Why financial planners need to think about tax

14 March, 2023Ouida Taaffe
Paraplanner

Gerry Brown examines why potential tax changes mean financial planners and paraplanners need to start preparing to help clients, and looks at some of the things that the Chancellor might do in the upcoming budget.

On 4 January 2023, in a speech setting out his government’s priorities, Prime Minister Rishi Sunak said: “As soon as we can, the Government will reduce the burden of taxation on working people”.

Any mention by the government of changes to tax requires financial planners and paraplanners to get ‘ahead of the game’ and prepare for potential client questions on the implications of government tax strategy.

However, rather than simply say that the Government will reduce the burden of taxation, the Prime Minister added that the burden would be reduced on “working people”. That won’t be by chance. The Prime Minister’s speeches are carefully crafted and are often a result of lengthy discussions with his advisers.

So, what inferences can advisers and paraplanners draw from the speech in advance of the budget on 15 March?

The taxation of earnings from work

There is a long-held belief that income tax and national insurance contributions (NIC) make people reluctant to work overtime.
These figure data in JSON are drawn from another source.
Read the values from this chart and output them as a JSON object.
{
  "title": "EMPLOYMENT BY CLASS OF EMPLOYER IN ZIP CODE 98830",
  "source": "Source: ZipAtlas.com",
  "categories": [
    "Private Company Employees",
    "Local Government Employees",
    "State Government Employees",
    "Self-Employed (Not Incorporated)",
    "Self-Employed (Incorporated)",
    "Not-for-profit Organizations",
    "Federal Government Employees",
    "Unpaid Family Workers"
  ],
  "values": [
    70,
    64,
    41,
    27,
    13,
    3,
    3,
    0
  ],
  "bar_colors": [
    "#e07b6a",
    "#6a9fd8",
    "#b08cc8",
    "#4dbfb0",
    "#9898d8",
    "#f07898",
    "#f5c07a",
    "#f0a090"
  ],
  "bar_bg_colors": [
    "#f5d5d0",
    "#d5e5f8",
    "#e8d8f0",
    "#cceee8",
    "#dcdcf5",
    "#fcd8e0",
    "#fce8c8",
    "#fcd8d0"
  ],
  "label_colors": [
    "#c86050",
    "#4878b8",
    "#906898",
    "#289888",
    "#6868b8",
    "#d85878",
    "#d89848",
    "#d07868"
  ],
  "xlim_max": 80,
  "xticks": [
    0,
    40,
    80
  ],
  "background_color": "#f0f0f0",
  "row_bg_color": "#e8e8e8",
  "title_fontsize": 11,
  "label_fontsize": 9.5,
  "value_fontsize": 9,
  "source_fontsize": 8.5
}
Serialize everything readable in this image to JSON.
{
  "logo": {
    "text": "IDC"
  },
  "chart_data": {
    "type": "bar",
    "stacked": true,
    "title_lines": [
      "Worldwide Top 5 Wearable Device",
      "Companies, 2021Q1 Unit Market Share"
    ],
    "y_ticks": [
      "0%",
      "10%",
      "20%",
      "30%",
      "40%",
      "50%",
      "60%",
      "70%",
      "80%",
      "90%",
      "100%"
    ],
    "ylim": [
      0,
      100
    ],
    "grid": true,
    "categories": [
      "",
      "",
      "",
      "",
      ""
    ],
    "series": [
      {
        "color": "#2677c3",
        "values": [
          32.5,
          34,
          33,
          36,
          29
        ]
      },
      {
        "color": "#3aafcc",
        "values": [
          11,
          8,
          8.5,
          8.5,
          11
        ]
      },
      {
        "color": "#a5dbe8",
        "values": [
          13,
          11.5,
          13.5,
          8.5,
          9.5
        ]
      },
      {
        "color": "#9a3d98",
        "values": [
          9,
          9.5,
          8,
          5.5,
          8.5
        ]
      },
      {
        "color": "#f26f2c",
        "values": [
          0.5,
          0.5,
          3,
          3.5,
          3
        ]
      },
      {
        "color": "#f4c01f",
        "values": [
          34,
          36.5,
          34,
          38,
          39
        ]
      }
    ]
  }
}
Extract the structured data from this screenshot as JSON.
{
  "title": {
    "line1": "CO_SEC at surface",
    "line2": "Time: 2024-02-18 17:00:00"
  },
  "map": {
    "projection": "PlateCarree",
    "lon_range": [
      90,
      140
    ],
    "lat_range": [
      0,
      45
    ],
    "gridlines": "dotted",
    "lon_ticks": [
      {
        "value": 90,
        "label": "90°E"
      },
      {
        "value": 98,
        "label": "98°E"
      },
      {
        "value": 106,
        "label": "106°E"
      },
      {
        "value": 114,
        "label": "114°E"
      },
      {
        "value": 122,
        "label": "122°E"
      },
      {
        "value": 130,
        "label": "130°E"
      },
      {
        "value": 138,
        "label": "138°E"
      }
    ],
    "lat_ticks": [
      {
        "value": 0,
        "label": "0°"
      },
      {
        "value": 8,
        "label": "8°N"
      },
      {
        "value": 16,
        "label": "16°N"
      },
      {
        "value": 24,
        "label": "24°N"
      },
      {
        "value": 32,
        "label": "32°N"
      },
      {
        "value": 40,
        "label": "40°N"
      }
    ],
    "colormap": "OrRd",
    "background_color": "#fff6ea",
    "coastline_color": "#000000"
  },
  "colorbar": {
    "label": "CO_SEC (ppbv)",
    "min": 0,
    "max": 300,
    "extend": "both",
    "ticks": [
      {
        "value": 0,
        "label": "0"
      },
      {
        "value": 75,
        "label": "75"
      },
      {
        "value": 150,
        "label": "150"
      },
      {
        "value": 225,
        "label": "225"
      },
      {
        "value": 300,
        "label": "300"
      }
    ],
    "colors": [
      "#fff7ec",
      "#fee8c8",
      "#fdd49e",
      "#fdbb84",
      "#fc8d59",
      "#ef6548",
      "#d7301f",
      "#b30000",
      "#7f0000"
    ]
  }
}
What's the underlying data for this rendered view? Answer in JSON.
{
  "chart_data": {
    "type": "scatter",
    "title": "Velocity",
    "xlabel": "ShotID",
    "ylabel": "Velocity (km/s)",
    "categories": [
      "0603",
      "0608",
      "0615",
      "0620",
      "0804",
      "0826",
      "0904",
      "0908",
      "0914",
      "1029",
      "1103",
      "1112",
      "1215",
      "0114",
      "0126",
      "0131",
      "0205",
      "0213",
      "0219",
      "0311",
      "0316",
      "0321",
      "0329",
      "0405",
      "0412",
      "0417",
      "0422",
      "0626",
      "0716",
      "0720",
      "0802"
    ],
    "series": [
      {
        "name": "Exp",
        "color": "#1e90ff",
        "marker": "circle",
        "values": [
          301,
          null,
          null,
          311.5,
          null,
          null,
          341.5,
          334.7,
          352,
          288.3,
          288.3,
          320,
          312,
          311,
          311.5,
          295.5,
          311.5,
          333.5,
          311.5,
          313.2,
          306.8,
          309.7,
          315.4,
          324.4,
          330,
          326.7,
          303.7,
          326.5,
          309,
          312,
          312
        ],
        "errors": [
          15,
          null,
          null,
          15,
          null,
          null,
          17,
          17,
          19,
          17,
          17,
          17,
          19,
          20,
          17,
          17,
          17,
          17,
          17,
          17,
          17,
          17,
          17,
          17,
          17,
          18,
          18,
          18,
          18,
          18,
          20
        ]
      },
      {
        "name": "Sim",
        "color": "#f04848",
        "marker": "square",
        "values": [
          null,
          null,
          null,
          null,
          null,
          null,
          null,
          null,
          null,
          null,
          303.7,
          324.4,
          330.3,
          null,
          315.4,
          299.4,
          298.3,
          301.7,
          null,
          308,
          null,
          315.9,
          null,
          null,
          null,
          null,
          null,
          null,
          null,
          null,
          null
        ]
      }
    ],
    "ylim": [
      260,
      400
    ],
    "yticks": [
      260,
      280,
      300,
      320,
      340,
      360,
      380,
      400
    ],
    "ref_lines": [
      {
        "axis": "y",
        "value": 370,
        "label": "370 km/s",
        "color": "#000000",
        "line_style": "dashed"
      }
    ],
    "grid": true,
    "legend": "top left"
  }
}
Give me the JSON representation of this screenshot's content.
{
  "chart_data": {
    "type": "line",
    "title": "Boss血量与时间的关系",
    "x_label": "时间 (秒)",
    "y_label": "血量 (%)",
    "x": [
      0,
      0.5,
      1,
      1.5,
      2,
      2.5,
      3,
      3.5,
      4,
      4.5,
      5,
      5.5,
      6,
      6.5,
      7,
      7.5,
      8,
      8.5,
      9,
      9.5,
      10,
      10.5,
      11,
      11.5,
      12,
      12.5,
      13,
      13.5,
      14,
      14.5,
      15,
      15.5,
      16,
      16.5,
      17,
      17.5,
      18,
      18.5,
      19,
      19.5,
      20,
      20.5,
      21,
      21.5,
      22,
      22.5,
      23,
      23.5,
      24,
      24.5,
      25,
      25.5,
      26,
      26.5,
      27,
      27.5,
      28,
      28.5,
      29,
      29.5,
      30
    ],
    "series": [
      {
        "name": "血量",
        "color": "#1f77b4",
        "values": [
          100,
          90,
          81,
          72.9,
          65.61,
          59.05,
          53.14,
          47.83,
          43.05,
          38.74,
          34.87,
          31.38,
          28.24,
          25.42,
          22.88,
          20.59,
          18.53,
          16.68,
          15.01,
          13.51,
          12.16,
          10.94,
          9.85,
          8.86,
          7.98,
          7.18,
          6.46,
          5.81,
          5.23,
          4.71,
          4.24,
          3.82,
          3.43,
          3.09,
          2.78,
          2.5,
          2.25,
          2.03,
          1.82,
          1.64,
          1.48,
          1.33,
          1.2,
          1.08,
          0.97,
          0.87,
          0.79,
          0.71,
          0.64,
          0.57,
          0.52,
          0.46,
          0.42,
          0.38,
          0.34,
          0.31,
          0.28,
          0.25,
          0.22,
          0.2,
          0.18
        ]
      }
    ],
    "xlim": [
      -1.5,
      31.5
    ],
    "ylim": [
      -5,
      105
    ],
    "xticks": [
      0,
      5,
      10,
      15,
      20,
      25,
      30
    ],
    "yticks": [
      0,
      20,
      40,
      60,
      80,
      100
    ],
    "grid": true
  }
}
“It is very generally agreed that the incidence of Income Tax upon the medium paid wage-earner and the lower salaried members of the managerial and technical staffs is such as to act as a disincentive to greater efforts in production,” according to a House of Commons Debate on 6 April 1948. This ‘belief’ has continued into the 21st century.

The original approach to the perceived problem was to introduce ‘earned income relief’, which exempted a significant proportion of the income of lower paid employees (and the self-employed) from tax.  Earned income relief was discontinued in the 1970s and replaced by a substantial reduction in the basic rate of income tax.  

Then, towards the end of the last century the UK tax system began to favour investment income over earned income. The first steps in this change were the introduction of TESSAs (Tax Exempt Special Savings Accounts) and PEPs (Personal Equity Plans). These were eventually transformed into ISAs (Individual Savings Accounts) and these vehicles have proved extremely attractive to investors.

More recently the government has introduced a personal savings allowance and a dividend allowance that effectively make a substantial proportion of most individual’s investment income free of income tax.

Added to this is the plethora of tax reliefs offered to investors in VCTs (Venture Capital Trusts), EIS (Enterprise Investment Schemes) and SEIS (Seed Enterprise investment Schemes).

How tax might change

Will the fiscal pendulum ever swing back to supporting the worker as opposed to the investor?

There are certainly lots of calls for increased workforce participation and greater productivity, so we might expect taxation decisions to try to encourage those.

Assuming that the Chancellor, Jeremy Hunt, can’t afford tax giveaways in the forthcoming Budget what could be done to encourage people to work more and longer?

Two modest measures might help.

During lockdown employees were given a tax deduction of £6 per week as a ‘working from home allowance’. The lessening of the impact of the Covid-19 pandemic saw this allowance removed though it is still available in some, tightly defined, circumstances.

Could this allowance be reintroduced? There might be a need for some restrictions on its availability, but it would be a welcome move.

The second measure would see an increase in the money purchase annual allowance (MPAA). The MPAA is a restriction on the amount that can be invested in a pension after a pension arrangement has been ‘flexibly accessed’. 

It is effectively a £4,000 cap on pension contributions. Although intended as a measure to stop tax and national insurance contribution (NIC) avoidance, many workers were unaware of its wider impact. Increasing the cap to £10,000, its original level,  would assist many workers to rebuild their pension pots while not opening significant tax avoidance opportunities.

We’ll find out what’s really in the red box on 15 March. But even if what comes out of it does not “reduce the burden of taxation on working people”, all financial planners should be prepared for plenty of questions about taxation going forward.